Enzyme reaction and active-site structure of R. palmatum BAS. (A) Proposed mechanism for the formation of benzalacetone by BAS. The active-site structures of wild-type BAS apo (B), M. sativa CHS (C), BAS I207L/L208F mutant (D), and wild-type BAS with the covalently bound coumarate (E). The coumarate and naringenin molecules are shown as blue and green stick models, respectively. The water molecule and the hydrogen bonds are indicated with light-blue spheres and dotted lines, respectively.
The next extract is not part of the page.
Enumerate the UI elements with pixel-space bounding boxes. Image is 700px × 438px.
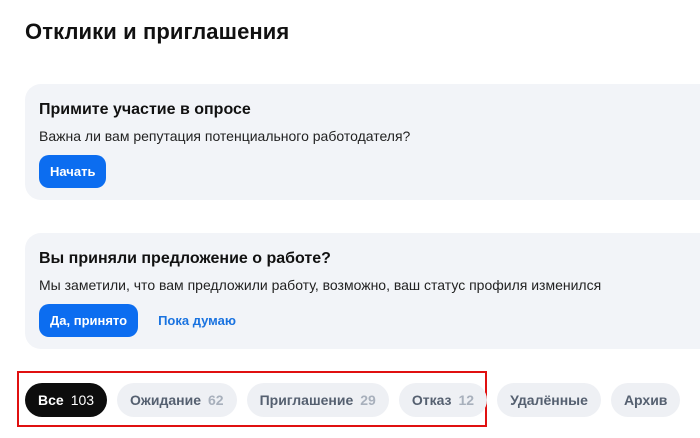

The F_o-F_c density map of the monoketide intermediate covalently bound to the catalytic Cys157 (F) in monomer A, and in monomer B of wild-type BAS, countered at 2.0 s (G).

Fig. 2.

Surface and schematic representations of the active-site cavities of wild-type BAS (A and D), M. sativa CHS (B and E) , and BAS I207L/L208F mutant (C and F). The bottoms of the “coumaroyl-binding pocket” are highlighted as purple surfaces. The covalently bound coumarate, the water molecules and the hydrogen bonds are colored as in Fig. 1.

Fig. 3.

Proposed mechanism for the BAS enzyme reaction. The active-site structures of the apo (A) and the coumarate-bound BAS (B), respectively. Three-dimensional model for the diketide intermediate covalently bound to the catalytic cysteine. The putative nucleophilic water molecule is shown as a light-blue sphere. The dotted lines indicate the hydrogen bond (C). Proposed mechanism for the enzyme catalyzed hydrolysis and decarboxylation reaction (D).